Berdasarkan dakwaan tim penuntut umum, ketiga orang itu adalah sebagian dari sejumlah anggota DPR RI periode 1999-2004 yang diduga menerima cek serupa.

Tim penuntut umum menguraikan, Fraksi Golkar mendapat alokasi cek senilai Rp7,3 miliar dari pengusaha wanita bernama Nunun Nurbaeti yang disampaikan melalui anak buahnya, Ahmad Hakim Safari MJ alias Arie Malangjudo.

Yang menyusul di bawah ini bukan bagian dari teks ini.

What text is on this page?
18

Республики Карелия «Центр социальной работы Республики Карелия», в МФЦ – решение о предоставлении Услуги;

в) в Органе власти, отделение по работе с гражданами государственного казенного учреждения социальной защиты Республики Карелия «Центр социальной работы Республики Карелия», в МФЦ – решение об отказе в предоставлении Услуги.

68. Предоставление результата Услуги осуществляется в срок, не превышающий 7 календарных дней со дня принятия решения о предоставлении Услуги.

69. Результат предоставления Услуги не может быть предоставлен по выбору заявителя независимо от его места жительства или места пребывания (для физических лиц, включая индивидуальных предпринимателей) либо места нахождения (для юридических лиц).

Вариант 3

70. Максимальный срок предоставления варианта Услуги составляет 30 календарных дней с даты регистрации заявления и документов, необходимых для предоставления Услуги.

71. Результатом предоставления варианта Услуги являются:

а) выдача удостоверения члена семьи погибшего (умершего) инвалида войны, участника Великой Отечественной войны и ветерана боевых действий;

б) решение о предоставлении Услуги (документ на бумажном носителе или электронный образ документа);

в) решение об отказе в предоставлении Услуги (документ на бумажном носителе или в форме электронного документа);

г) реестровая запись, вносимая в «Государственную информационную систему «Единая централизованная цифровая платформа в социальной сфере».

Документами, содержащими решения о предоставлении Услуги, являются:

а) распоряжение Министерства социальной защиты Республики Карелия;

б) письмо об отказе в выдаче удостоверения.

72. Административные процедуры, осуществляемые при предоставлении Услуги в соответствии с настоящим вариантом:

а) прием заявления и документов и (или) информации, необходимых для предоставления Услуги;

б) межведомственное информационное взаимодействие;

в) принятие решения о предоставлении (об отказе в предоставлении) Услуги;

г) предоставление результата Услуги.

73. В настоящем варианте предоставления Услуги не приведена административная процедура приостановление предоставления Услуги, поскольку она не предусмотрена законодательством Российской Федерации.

Cek itu diambil langsung oleh Hanka Yandhu di ruang kerja Arie di sebuah kantor di kawasan Menteng, Jakarta Pusat. Serah terima cek itu dilakukan setelah pemilihan Deputi Gubernur Senior BI pada 8 Juni 2004 yang dimenangkan oleh Miranda S. Goeltom.

Sejumlah lembar cek yang dimasukkan dalam kantong kertas berlabel warna kuning itu kemudian dibagikan kepada politisi Golkar yang lain, yaitu TM. Nurlif menerima cek senilai Rp550 juta, Baharuddin Aritonang (Rp350 juta), Antoni Zeidra Abidin (Rp600 juta), Akhmad Hafiz Zawawi (Rp600 juta), Bobby Suhardiman (Rp500 juta), Reza Kanarullah (Rp500 juta).

Kemudian Paskah Suzetta (Rp600 juta), Hengky Baramuli (Rp500 juta), Asep Rokhimat Sudjana (Rp150 juta), Azhar Mukhlis (Rp500 juta), dan Martin Bria Seran (Rp250 juta). Sementara itu, Hamka Yandhu menerima bagian paling banyak, yaitu Rp2,25 miliar.

Tim penuntut umum menjelaskan, beberapa hari sebelum penyerahan cek dan pemilihan Deputi Gubernur Senior BI, anggota Fraksi Partai Golkar telah mengadakan sejumlah pertemuan.

Salah satu pertemuan itu dilakukan di ruang rapat kelompok fraksi Partai Golkar Komisi IX di lantai 14 gedung DPR. Menurut tim penuntut umun, Paskah Suzetta dalam rapat itu menyatakan bahwa Partai Golkar telah memutuskan memilih Miranda sebagai Deputi Gubernur Senior BI.

"Saat itu juga ada pembicaraan informal tentang dukungan dana," kata penuntun umum Riyono.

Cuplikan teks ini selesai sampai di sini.